Environmental campaigners have persuaded a Court that it should not grant a draconian interim injunction seeking to ban protests against UK Oil and Gas PLC (UKOG) at a hearing before the Chief Master of the Chancery Division on 19 March 2018.
The campaigners are represented by Stephanie Harrison QC leading Timothy Baldwin and Stephen Simblet leading Anna Morris of the Garden Court Chambers Civil Liberties Team, instructed by Michael Oswald of Bhatt Murphy solicitors.
It was accepted that the campaigners are entitled to a full and fair opportunity to oppose UKOGs’ application. The Court has listed the campaigners application for a protected costs or cost capping order, and given time to prepare a defence and obtain evidence.
The issues raised by the campaigners made it “wholly unrealistic” for UKOG to pursue their interim injunction on 19 March 2018, the court ruled.
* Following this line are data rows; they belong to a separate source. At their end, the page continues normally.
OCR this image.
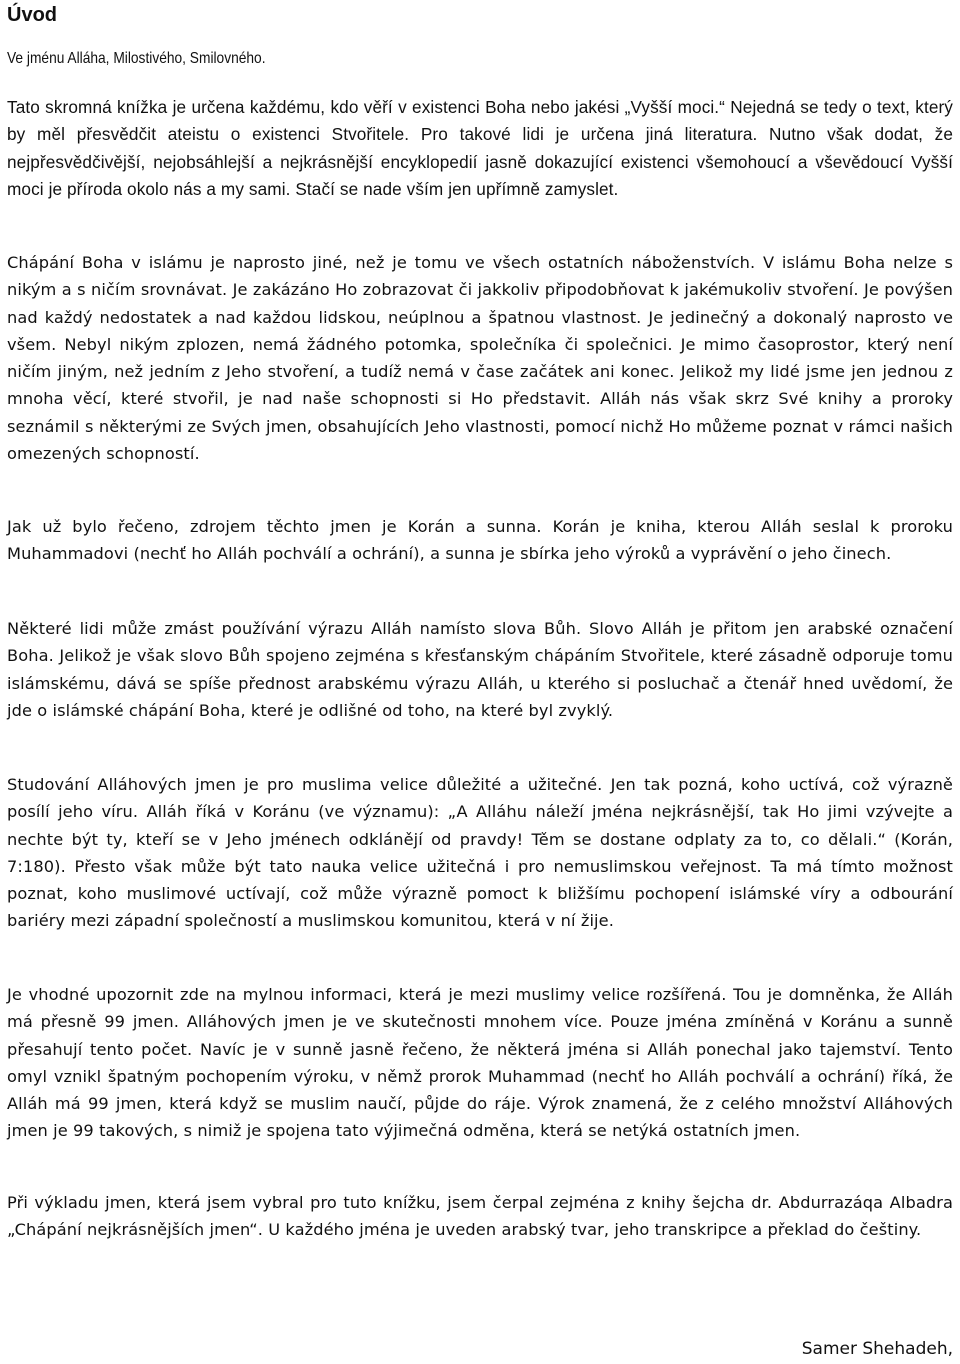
Úvod

Ve jménu Alláha, Milostivého, Smilovného.

Tato skromná knížka je určena každému, kdo věří v existenci Boha nebo jakési „Vyšší moci.“ Nejedná se tedy o text, který by měl přesvědčit ateistu o existenci Stvořitele. Pro takové lidi je určena jiná literatura. Nutno však dodat, že nejpřesvědčivější, nejobsáhlejší a nejkrásnější encyklopedií jasně dokazující existenci všemohoucí a vševědoucí Vyšší moci je příroda okolo nás a my sami. Stačí se nade vším jen upřímně zamyslet.

Chápání Boha v islámu je naprosto jiné, než je tomu ve všech ostatních náboženstvích. V islámu Boha nelze s nikým a s ničím srovnávat. Je zakázáno Ho zobrazovat či jakkoliv připodobňovat k jakémukoliv stvoření. Je povýšen nad každý nedostatek a nad každou lidskou, neúplnou a špatnou vlastnost. Je jedinečný a dokonalý naprosto ve všem. Nebyl nikým zplozen, nemá žádného potomka, společníka či společnici. Je mimo časoprostor, který není ničím jiným, než jedním z Jeho stvoření, a tudíž nemá v čase začátek ani konec. Jelikož my lidé jsme jen jednou z mnoha věcí, které stvořil, je nad naše schopnosti si Ho představit. Alláh nás však skrz Své knihy a proroky seznámil s některými ze Svých jmen, obsahujících Jeho vlastnosti, pomocí nichž Ho můžeme poznat v rámci našich omezených schopností.

Jak už bylo řečeno, zdrojem těchto jmen je Korán a sunna. Korán je kniha, kterou Alláh seslal k proroku Muhammadovi (nechť ho Alláh pochválí a ochrání), a sunna je sbírka jeho výroků a vyprávění o jeho činech.

Některé lidi může zmást používání výrazu Alláh namísto slova Bůh. Slovo Alláh je přitom jen arabské označení Boha. Jelikož je však slovo Bůh spojeno zejména s křesťanským chápáním Stvořitele, které zásadně odporuje tomu islámskému, dává se spíše přednost arabskému výrazu Alláh, u kterého si posluchač a čtenář hned uvědomí, že jde o islámské chápání Boha, které je odlišné od toho, na které byl zvyklý.

Studování Alláhových jmen je pro muslima velice důležité a užitečné. Jen tak pozná, koho uctívá, což výrazně posílí jeho víru. Alláh říká v Koránu (ve významu): „A Alláhu náleží jména nejkrásnější, tak Ho jimi vzývejte a nechte být ty, kteří se v Jeho jménech odklánějí od pravdy! Těm se dostane odplaty za to, co dělali.“ (Korán, 7:180). Přesto však může být tato nauka velice užitečná i pro nemuslimskou veřejnost. Ta má tímto možnost poznat, koho muslimové uctívají, což může výrazně pomoct k bližšímu pochopení islámské víry a odbourání bariéry mezi západní společností a muslimskou komunitou, která v ní žije.

Je vhodné upozornit zde na mylnou informaci, která je mezi muslimy velice rozšířená. Tou je domněnka, že Alláh má přesně 99 jmen. Alláhových jmen je ve skutečnosti mnohem více. Pouze jména zmíněná v Koránu a sunně přesahují tento počet. Navíc je v sunně jasně řečeno, že některá jména si Alláh ponechal jako tajemství. Tento omyl vznikl špatným pochopením výroku, v němž prorok Muhammad (nechť ho Alláh pochválí a ochrání) říká, že Alláh má 99 jmen, která když se muslim naučí, půjde do ráje. Výrok znamená, že z celého množství Alláhových jmen je 99 takových, s nimiž je spojena tato výjimečná odměna, která se netýká ostatních jmen.

Při výkladu jmen, která jsem vybral pro tuto knížku, jsem čerpal zejména z knihy šejcha dr. Abdurrazáqa Albadra „Chápání nejkrásnějších jmen“. U každého jména je uveden arabský tvar, jeho transkripce a překlad do češtiny.

Samer Shehadeh,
The Court commented on the fact that the Claimants’ had many months to prepare their case, but were opposing any opportunity for the campaigners to prepare their case at all.
UKOG argued their application for an injunction was a “standard INEOS application” referring to a previous wide-ranging and controversial injunction granted against those opposing fracking in a number of sites in Yorkshire and elsewhere at the end of last year.
However, the court ruled the case could not go ahead, recognising that the order sought was very wide-ranging and exceptional.
The draft orders are brought against “persons unknown” and seek to prohibit entirely lawful acts by campaigners if the predominant intention was to injure UKOG’s economic interests. This would prohibit and potentially criminalise any campaign that would have adverse effects on a business, such as any contemporary environmental campaign that seeks, for example, to deter people from using plastic and switching to recyclable products or renewable energy.
If approved, the orders in the UKOG case would establish protest exclusion zones outside the UK Oil and Gas sites at Broadford Bridge and Markwells Wood in West Sussex and Horse Hill in Surrey and limit the regular action taken by local groups, such as ”cake at the gate” gatherings, to raise awareness of the dangers to the environment of UKOG’s commercial activities.
The injunction application has been widely condemned by campaigners and local communities affected. They fear powerful corporate firms are increasingly attempting to restrict freedom of speech and assembly. Furthermore, they fear these firms are seeking to bypass the local police, to prevent many forms of lawful protest and deter individuals and groups from participating in local campaigns with the threat of injunction, imprisonment for breach, and liability for excessive corporate costs of the litigation and damages.
The challenge against the injunction was argued on the following grounds:
- The without notice application and proceedings against persons unknown should not be permitted and are an abuse of process;
- The Claimants cannot establish a proper legal and evidential basis for the injunction at all, or in its wide and draconian terms;
- The injunction sought is incompatible with the rights of free speech and assembly under both the common law and Article 10 and 11 ECHR;
- In exercising its discretion, no injunction should be granted by the Court in light of the conduct of the Claimants, for example, in not informing the Court that it was in breach of its planning permission at the Markwells Wood site and in circumstances where the local authority have now issued enforcement proceedings.
The case has been adjourned until May 2018 when it will be heard by a High Court judge.
This case has been reported in Drill or Drop, the Guardian and the BBC.